Narcolepsy linked to immune system
Genetic tie may be second link between the two
Scientists have identified a second genetic tie that cements a connection between a disabling sleep disorder and the immune system.
Emmanuel Mignot, a sleep researcher and Howard Hughes Medical Institute investigator at Stanford University, led an international team searching for the genetic causes of narcolepsy. The team reports online May 3 in Nature Genetics that several genetic markers associated with narcolepsy map to a gene important for turning immature immune T cells into microbe killers.
For decades scientists have known that people with narcolepsy are more likely to have a particular version of an immune gene called HLA-DQB1*0602. The gene belongs to a class of genes called HLA, for human leukocyte antigens, that makes key immune proteins. These proteins present small bits of invading microbes to T cells, much like a handler waves a sweat-laden sock in front of a bloodhound. The proteins thus help T cells identify, track down and kill the foreign cells. In autoimmune disease, T cells may run amok, mistakenly attacking the body’s own, healthy cells.
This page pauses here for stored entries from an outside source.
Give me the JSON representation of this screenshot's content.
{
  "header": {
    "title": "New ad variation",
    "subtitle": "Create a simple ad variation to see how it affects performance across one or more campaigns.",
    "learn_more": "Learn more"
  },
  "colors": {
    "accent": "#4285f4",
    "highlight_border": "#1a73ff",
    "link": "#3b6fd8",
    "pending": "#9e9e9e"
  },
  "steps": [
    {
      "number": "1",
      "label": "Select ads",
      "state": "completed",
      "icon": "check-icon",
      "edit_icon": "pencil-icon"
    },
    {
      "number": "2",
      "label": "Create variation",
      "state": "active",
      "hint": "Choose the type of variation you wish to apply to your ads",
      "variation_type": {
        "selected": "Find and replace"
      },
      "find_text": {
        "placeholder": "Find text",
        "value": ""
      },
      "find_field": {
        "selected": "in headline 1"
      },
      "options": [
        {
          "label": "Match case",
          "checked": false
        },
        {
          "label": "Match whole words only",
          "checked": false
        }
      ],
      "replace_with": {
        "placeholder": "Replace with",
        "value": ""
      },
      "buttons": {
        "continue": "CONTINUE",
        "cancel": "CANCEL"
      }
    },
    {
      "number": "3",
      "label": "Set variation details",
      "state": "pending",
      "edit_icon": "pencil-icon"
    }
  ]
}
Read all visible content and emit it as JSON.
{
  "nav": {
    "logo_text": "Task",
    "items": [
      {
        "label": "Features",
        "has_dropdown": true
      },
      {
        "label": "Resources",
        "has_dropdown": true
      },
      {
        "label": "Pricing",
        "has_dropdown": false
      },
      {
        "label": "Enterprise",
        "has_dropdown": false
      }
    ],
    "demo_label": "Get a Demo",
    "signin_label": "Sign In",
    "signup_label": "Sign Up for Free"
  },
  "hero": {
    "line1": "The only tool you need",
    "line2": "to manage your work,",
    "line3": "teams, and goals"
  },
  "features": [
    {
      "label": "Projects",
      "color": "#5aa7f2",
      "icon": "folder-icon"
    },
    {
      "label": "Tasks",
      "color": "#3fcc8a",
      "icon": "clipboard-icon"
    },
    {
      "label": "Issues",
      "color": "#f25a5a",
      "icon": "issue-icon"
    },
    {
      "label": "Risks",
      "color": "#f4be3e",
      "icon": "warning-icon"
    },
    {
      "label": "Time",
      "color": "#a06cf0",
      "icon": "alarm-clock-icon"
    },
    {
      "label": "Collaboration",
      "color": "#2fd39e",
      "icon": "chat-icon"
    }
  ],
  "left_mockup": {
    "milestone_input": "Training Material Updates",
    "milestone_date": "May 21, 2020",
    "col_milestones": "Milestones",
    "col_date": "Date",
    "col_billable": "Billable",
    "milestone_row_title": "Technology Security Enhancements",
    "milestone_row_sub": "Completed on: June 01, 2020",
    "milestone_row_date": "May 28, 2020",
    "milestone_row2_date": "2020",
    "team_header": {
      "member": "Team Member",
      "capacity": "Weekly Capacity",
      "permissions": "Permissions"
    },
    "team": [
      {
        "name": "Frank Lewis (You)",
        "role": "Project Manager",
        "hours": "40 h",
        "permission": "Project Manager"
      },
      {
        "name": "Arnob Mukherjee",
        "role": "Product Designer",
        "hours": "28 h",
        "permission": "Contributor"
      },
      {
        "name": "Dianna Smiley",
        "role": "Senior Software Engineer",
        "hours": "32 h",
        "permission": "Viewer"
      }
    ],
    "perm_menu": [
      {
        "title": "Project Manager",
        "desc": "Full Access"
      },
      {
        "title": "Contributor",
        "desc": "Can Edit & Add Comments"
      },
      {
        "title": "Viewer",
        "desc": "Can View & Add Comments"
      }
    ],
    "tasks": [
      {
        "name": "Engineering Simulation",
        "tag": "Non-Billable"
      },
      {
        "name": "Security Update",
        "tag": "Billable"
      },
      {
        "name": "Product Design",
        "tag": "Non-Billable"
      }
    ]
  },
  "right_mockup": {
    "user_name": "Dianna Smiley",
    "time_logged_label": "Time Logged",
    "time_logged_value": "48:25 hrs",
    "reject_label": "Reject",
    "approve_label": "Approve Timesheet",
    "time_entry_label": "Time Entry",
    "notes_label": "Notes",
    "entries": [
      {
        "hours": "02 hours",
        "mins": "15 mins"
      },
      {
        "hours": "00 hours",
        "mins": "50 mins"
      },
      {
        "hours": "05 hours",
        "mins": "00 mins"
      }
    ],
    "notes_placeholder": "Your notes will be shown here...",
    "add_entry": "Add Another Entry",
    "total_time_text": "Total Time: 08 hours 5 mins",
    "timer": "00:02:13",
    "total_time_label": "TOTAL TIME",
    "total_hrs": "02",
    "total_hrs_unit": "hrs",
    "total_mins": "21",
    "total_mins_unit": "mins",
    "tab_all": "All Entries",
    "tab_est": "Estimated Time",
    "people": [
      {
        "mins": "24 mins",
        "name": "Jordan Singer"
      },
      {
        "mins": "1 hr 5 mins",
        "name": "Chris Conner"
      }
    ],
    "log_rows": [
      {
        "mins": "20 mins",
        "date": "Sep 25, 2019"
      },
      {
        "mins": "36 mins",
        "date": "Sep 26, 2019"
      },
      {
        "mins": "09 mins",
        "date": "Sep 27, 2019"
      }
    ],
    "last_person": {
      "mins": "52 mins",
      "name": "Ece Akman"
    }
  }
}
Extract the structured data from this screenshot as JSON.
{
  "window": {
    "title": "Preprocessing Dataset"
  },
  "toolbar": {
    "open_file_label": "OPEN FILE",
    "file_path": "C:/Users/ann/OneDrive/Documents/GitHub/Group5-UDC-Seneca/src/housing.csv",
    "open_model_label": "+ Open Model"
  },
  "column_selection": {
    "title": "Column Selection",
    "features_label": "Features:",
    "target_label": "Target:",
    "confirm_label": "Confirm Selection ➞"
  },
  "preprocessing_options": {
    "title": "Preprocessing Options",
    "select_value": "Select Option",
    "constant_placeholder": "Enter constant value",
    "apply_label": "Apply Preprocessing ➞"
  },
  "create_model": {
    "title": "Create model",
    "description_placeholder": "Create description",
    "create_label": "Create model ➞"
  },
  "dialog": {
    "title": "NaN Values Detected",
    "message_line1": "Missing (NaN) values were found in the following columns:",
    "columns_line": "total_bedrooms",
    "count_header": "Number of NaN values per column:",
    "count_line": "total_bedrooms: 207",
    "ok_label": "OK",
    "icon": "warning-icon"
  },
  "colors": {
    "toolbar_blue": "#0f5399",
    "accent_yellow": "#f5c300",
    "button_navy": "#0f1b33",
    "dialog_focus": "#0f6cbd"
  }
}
Given the association between narcolepsy and the HLA gene, the lethality of T cells intrigued scientists studying the sleep disorder. Neurons that make a wake-promoting protein called hypocretin die in people who have narcolepsy. Death of the cells means that people can’t make enough hypocretin to stay awake, and they experience sudden bouts of sleep during the day and have disrupted sleep at night. About one in every 2,000 people in the United States has narcolepsy with cataplexy, a sudden loss of muscle tone that can cause people to collapse.